Agree with Piglet that if the frequency of your pattern is substantially lower than that of your defects, a notch filter is the tool of first choice.
Also agree that if you have multiple frames of calibrated fringe patterns, then you have an array of options available. Recent versions of Halcon have built-in deflectometry operators.
For quick-n-dirty, you could also exploit the general orientation of your pattern using rectangular kernels. This is equivalent to an orthotropic high-pass filter.
read_image(imgInput, 'C:/Users/jpeyton/Documents/zzz_temp/FringePat_raw.jpg')
*smooth input image with mean using vertically oriented rectangular kernel
mean_image (imgInput, imgMean, 3, 15)
*subtract smoothed image from raw image to get local / high frequency residuals
abs_diff_image(imgMean,imgInput,imgAbsDiff, 1)
*threshold away background
threshold (imgAbsDiff, Regions, 8, 255)
Smooth with mean operator. Vertically oriented kernel (3x15 in this case)

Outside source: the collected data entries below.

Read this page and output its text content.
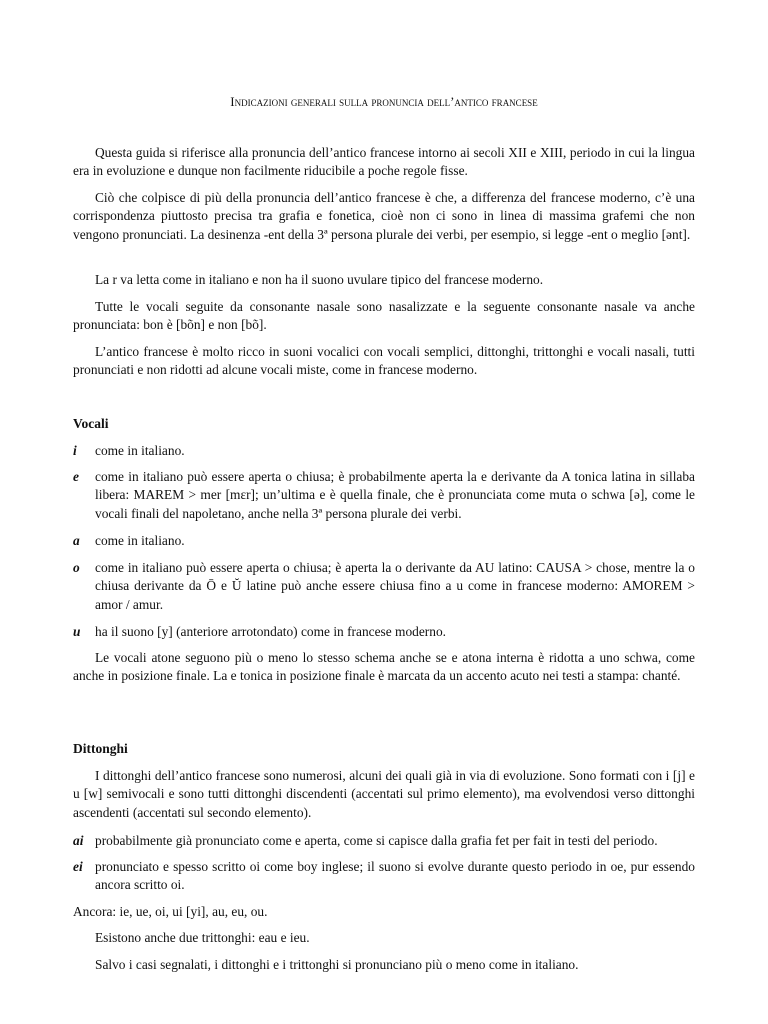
Indicazioni generali sulla pronuncia dell’antico francese
Questa guida si riferisce alla pronuncia dell’antico francese intorno ai secoli XII e XIII, periodo in cui la lingua era in evoluzione e dunque non facilmente riducibile a poche regole fisse.
Ciò che colpisce di più della pronuncia dell’antico francese è che, a differenza del francese moderno, c’è una corrispondenza piuttosto precisa tra grafia e fonetica, cioè non ci sono in linea di massima grafemi che non vengono pronunciati. La desinenza -ent della 3ª persona plurale dei verbi, per esempio, si legge -ent o meglio [ənt].
La r va letta come in italiano e non ha il suono uvulare tipico del francese moderno.
Tutte le vocali seguite da consonante nasale sono nasalizzate e la seguente consonante nasale va anche pronunciata: bon è [bõn] e non [bõ].
L’antico francese è molto ricco in suoni vocalici con vocali semplici, dittonghi, trittonghi e vocali nasali, tutti pronunciati e non ridotti ad alcune vocali miste, come in francese moderno.
Vocali
i	come in italiano.
e	come in italiano può essere aperta o chiusa; è probabilmente aperta la e derivante da A tonica latina in sillaba libera: MAREM > mer [mɛr]; un’ultima e è quella finale, che è pronunciata come muta o schwa [ə], come le vocali finali del napoletano, anche nella 3ª persona plurale dei verbi.
a	come in italiano.
o	come in italiano può essere aperta o chiusa; è aperta la o derivante da AU latino: CAUSA > chose, mentre la o chiusa derivante da Ō e Ŭ latine può anche essere chiusa fino a u come in francese moderno: AMOREM > amor / amur.
u	ha il suono [y] (anteriore arrotondato) come in francese moderno.
Le vocali atone seguono più o meno lo stesso schema anche se e atona interna è ridotta a uno schwa, come anche in posizione finale. La e tonica in posizione finale è marcata da un accento acuto nei testi a stampa: chanté.
Dittonghi
I dittonghi dell’antico francese sono numerosi, alcuni dei quali già in via di evoluzione. Sono formati con i [j] e u [w] semivocali e sono tutti dittonghi discendenti (accentati sul primo elemento), ma evolvendosi verso dittonghi ascendenti (accentati sul secondo elemento).
ai probabilmente già pronunciato come e aperta, come si capisce dalla grafia fet per fait in testi del periodo.
ei pronunciato e spesso scritto oi come boy inglese; il suono si evolve durante questo periodo in oe, pur essendo ancora scritto oi.
Ancora: ie, ue, oi, ui [yi], au, eu, ou.
Esistono anche due trittonghi: eau e ieu.
Salvo i casi segnalati, i dittonghi e i trittonghi si pronunciano più o meno come in italiano.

Subtract smoothed image from raw image and threshold:

From there, you can run a connection operator and use region features to further accentuate defects. You'll notice this approach doesn't provide as strong a signal for the lower frequency defects (dents?).
So tradeoffs are that a FFT/DFT filter doesn't exploit direction of pattern, and leaves behind edge/harmonic artifacts. A highpass filter approach (like above) will not be sensitive to defects as the approach/exceed fringe frequency.